Визит в Америку был событием экстраординарным. Это была первая в истории поездка советского руководителя в цитадель мирового империализма, как в течение многих лет советская пропаганда именовала США. Поэтому сам факт визита свидетельствовал о возможности мирного решения спорных вопросов. В еще большей степени это подтвердил характер общения Никиты Сергеевича и с американскими государственными деятелями, прежде всего с президентом, и с множеством американцев различного социального статуса.
Собственно говоря, никакие конструктивные переговоры в ходе визита не велись. Руководители обеих стран занимали почти по всем основным вопросам мирового развития несхожие позиции, которые менять не собирались, и ожидать чего-то принципиально нового не приходилось. Главное — переговоры велись, возникло даже подобие взаимной симпатии.
Единственным вопросом, по которому наметилось подлинное сближение позиций, был вопрос о ядерных испытаниях. Оба лидера согласились, что их следует прекратить под международным контролем, а также ускорить переговоры о достаточном числе контрольных постов на территории обеих стран. Когда же речь зашла о мирном договоре с Германией, стало ясно, что давно минувший срок ультиматума о блокировании западной части Берлина Хрущевым позабыт и разговор об этом возобновляться не будет.
Хрущев совершил поездку по территории США. Его повсеместно встречали любопытствующие американцы, большинству которых нравился грубоватый, а подчас и просто вульгарный хрущевский лексикон. Впрочем, Хрущев старался держаться в определенных рамках, и жаждавшие сенсаций журналисты так и не дождались от него каких-нибудь скандальных высказываний вроде фразы «Мы вас закопаем» [19] , вокруг которой в западной прессе уже почти три года продолжались спекуляции. Правда, Хрущев выражал те же мысли, но в несколько более мягкой форме. Он говорил студентам Питсбургского университета: «Мы сейчас отстаем, но через какое-то время мы вас догоним, дадим свисток и пойдем вперед. А вам нравится капитализм? — да ради бога, и живите!.. Вы уже слышите свисток нашего паровоза. Будет момент, когда наш поезд сравняется с вашим, и потом мы уйдем вперед. И — до свидания!»
19
Эта адресованная западным послам фраза, неточно переданная журналистами, была произнесена на приеме в польском посольстве в Москве 18 ноября 1956 года: «Нравится вам или нет, но история на нашей стороне.
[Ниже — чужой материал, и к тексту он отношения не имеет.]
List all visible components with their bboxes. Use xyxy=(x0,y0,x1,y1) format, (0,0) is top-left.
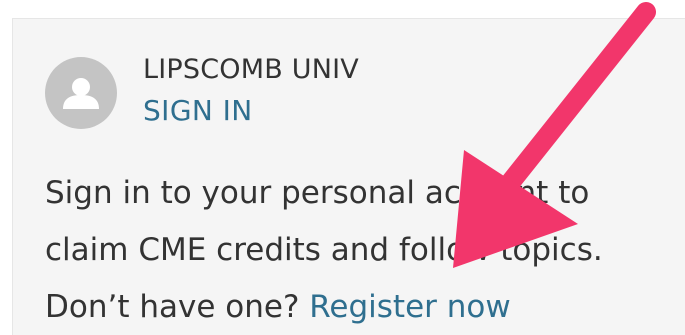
sign-in-link[interactable]: SIGN IN xyxy=(143,94,253,128)
no-account-text: Don’t have one? xyxy=(45,289,310,325)
message-line-1: Sign in to your personal account to xyxy=(45,175,590,211)
message-line-3: Don’t have one? Register now xyxy=(45,279,675,335)
sign-in-message: Sign in to your personal account to clai… xyxy=(45,165,675,335)
institution-name: LIPSCOMB UNIV xyxy=(143,54,359,85)
register-now-link[interactable]: Register now xyxy=(309,289,510,325)
user-avatar-icon xyxy=(45,57,117,129)
user-silhouette-icon xyxy=(63,78,99,109)
message-line-2: claim CME credits and follow topics. xyxy=(45,232,603,268)
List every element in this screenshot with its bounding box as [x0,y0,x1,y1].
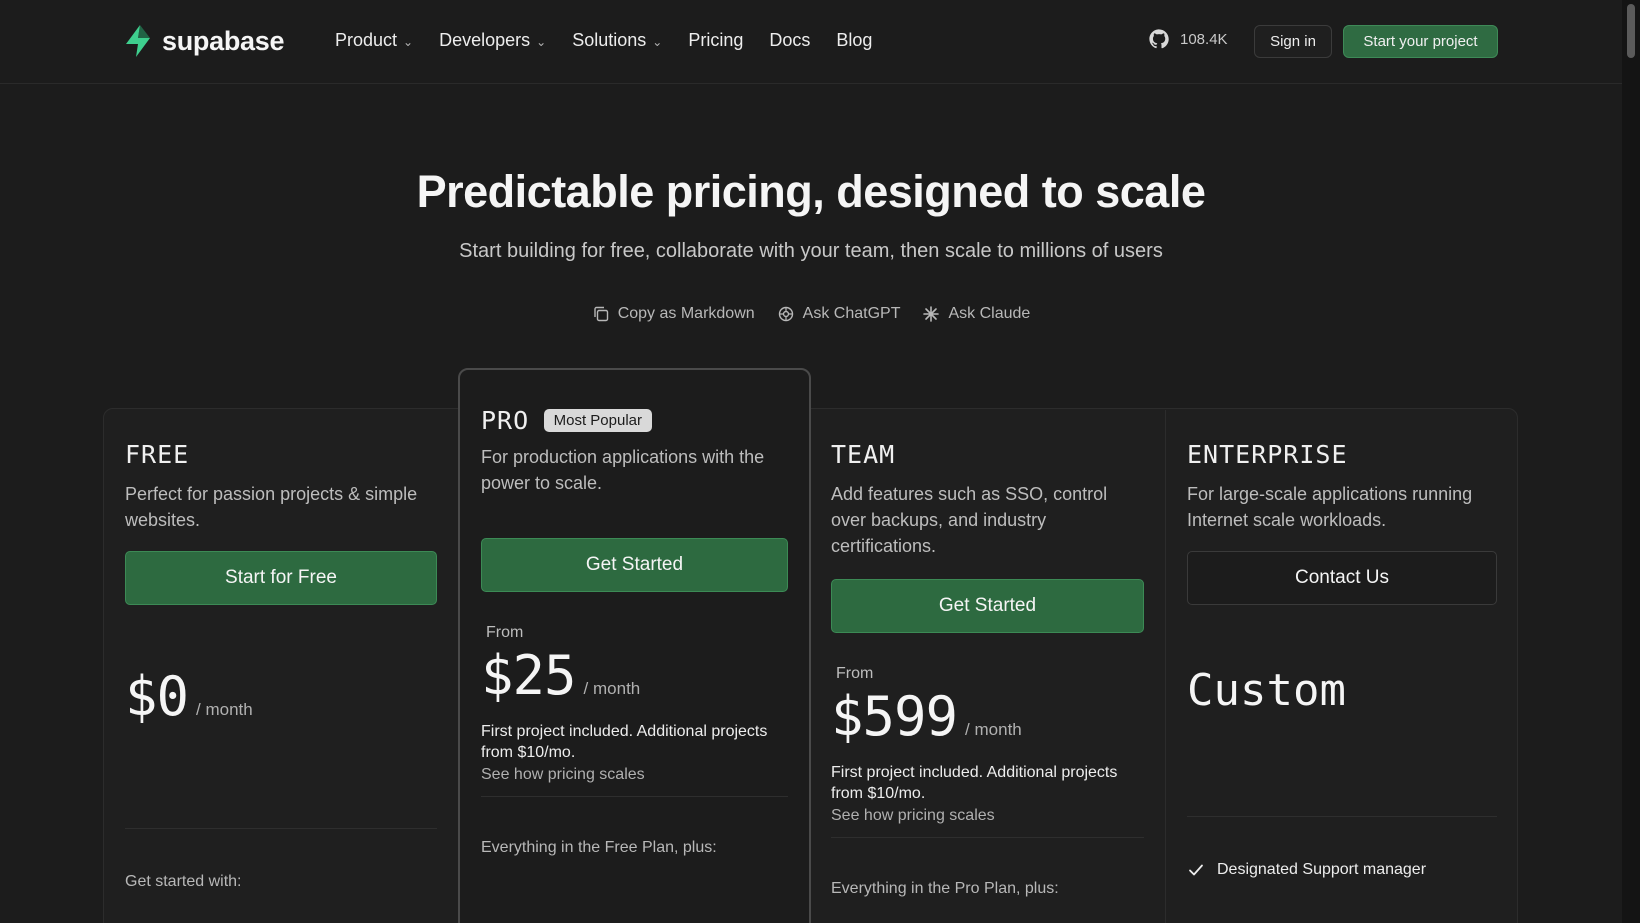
openai-icon [778,306,793,322]
price-from: From [486,624,524,641]
plan-price: Custom [1187,665,1346,716]
plan-features-heading: Everything in the Pro Plan, plus: [831,880,1059,897]
price-row: $0 / month [125,665,437,728]
plan-price: $599 [831,685,958,748]
price-row: $25 / month [481,644,788,707]
plan-features-heading: Get started with: [125,873,242,890]
plan-header: PRO Most Popular [481,406,788,436]
claude-icon [923,306,940,322]
brand-name: supabase [162,25,285,56]
nav-blog-label: Blog [836,30,873,50]
pricing-scales-link[interactable]: See how pricing scales [481,766,788,784]
start-project-button[interactable]: Start your project [1343,25,1498,58]
contact-us-button[interactable]: Contact Us [1187,551,1497,605]
top-nav: supabase Product ⌄ Developers ⌄ Solution… [0,0,1622,84]
github-star-count: 108.4K [1180,30,1228,48]
plan-card-free: FREE Perfect for passion projects & simp… [125,440,437,891]
plan-name: FREE [125,440,190,469]
price-note: First project included. Additional proje… [831,764,1118,802]
chevron-down-icon: ⌄ [536,34,547,49]
plan-card-pro: PRO Most Popular For production applicat… [458,368,811,923]
divider [831,837,1144,838]
plan-name: TEAM [831,440,896,469]
page-title: Predictable pricing, designed to scale [416,166,1206,217]
github-icon [1149,29,1169,49]
ask-chatgpt-button[interactable]: Ask ChatGPT [777,305,901,323]
ask-chatgpt-label: Ask ChatGPT [802,305,901,322]
nav-blog[interactable]: Blog [836,30,872,51]
scrollbar-track[interactable] [1622,0,1640,923]
plan-price: $0 [125,665,189,728]
nav-product[interactable]: Product ⌄ [335,30,413,51]
check-icon [1189,864,1203,876]
nav-developers-label: Developers [439,30,531,50]
get-started-button[interactable]: Get Started [831,579,1144,633]
nav-solutions-label: Solutions [572,30,647,50]
price-note: First project included. Additional proje… [481,723,768,761]
feature-item: Designated Support manager [1187,861,1497,879]
nav-solutions[interactable]: Solutions ⌄ [572,30,662,51]
ask-claude-button[interactable]: Ask Claude [922,305,1030,323]
nav-developers[interactable]: Developers ⌄ [439,30,546,51]
most-popular-badge: Most Popular [543,409,652,432]
price-period: / month [965,720,1022,739]
page-actions: Copy as Markdown Ask ChatGPT Ask Claude [0,305,1622,323]
plan-card-team: TEAM Add features such as SSO, control o… [831,440,1144,898]
copy-markdown-label: Copy as Markdown [617,305,755,322]
nav-product-label: Product [335,30,398,50]
plan-description: For large-scale applications running Int… [1187,484,1473,530]
nav-pricing[interactable]: Pricing [688,30,743,51]
copy-icon [594,306,608,322]
brand-logo[interactable]: supabase [122,24,284,58]
plan-card-enterprise: ENTERPRISE For large-scale applications … [1187,440,1497,879]
price-row: $599 / month [831,685,1144,748]
start-for-free-button[interactable]: Start for Free [125,551,437,605]
sign-in-button[interactable]: Sign in [1254,25,1332,58]
nav-docs-label: Docs [769,30,811,50]
get-started-button[interactable]: Get Started [481,538,788,592]
page-subtitle: Start building for free, collaborate wit… [459,240,1163,262]
divider [481,796,788,797]
pricing-scales-link[interactable]: See how pricing scales [831,807,1144,825]
divider [125,828,437,829]
plan-description: Perfect for passion projects & simple we… [125,484,418,530]
divider [1187,816,1497,817]
plan-description: Add features such as SSO, control over b… [831,484,1108,556]
plan-price: $25 [481,644,577,707]
supabase-logo-icon [126,25,150,57]
price-period: / month [196,700,253,719]
chevron-down-icon: ⌄ [403,34,414,49]
plan-features-heading: Everything in the Free Plan, plus: [481,839,717,856]
chevron-down-icon: ⌄ [652,34,663,49]
ask-claude-label: Ask Claude [948,305,1031,322]
price-period: / month [583,679,641,698]
plan-name: PRO [481,406,530,435]
nav-links: Product ⌄ Developers ⌄ Solutions ⌄ Prici… [335,30,872,51]
price-from: From [836,665,874,682]
plan-name: ENTERPRISE [1187,440,1348,469]
card-divider [1165,410,1166,923]
github-stars-link[interactable]: 108.4K [1148,28,1228,50]
nav-pricing-label: Pricing [688,30,744,50]
feature-label: Designated Support manager [1217,861,1427,878]
nav-docs[interactable]: Docs [769,30,810,51]
copy-markdown-button[interactable]: Copy as Markdown [592,305,755,323]
scrollbar-thumb[interactable] [1627,4,1635,58]
plan-description: For production applications with the pow… [481,447,765,493]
Мы вас похороним», — имея в виду, что социализм как более эффективный строй переживет капитализм.
Восемнадцатого сентября Хрущев выступил в Нью-Йорке на заседании Генеральной Ассамблеи ООН с предложением о полном разоружении всех государств в течение четырех лет, являвшимся банальным пропагандистским шагом, но тут же сообщил, что готов продолжать переговоры по проблеме запрещения ядерных испытаний, которая «является актуальной и вполне созревшей для решения»{796}.
25–27 сентября советский руководитель гостил у Эйзенхауэра в Кэмп-Дэвиде, где ему были представлены сын хозяина и его семья, которые тут же получили приглашение посетить СССР в следующем году вместе с президентом. Что же касается жен, то Мейми и Нина Петровна познакомились уже в первый день визита и, по словам обеих, понравились друг другу с первого взгляда. Это было
Впрочем, незнакомая со свободой прессы Нина Петровна обижалась на карикатуры, которые на нее рисовали, и говорила: «Знала бы — не поехала». Да и умудренный политик Хрущев также до конца не понимал, что массмедиа в США представляют собой совершенно автономную отрасль, на которую президент никак не может повлиять. Когда он увидел на улице женщину с плакатом «Проклятие Хрущеву — убийце Венгрии», то обиделся, что Эйзенхауэр такое допустил{797}.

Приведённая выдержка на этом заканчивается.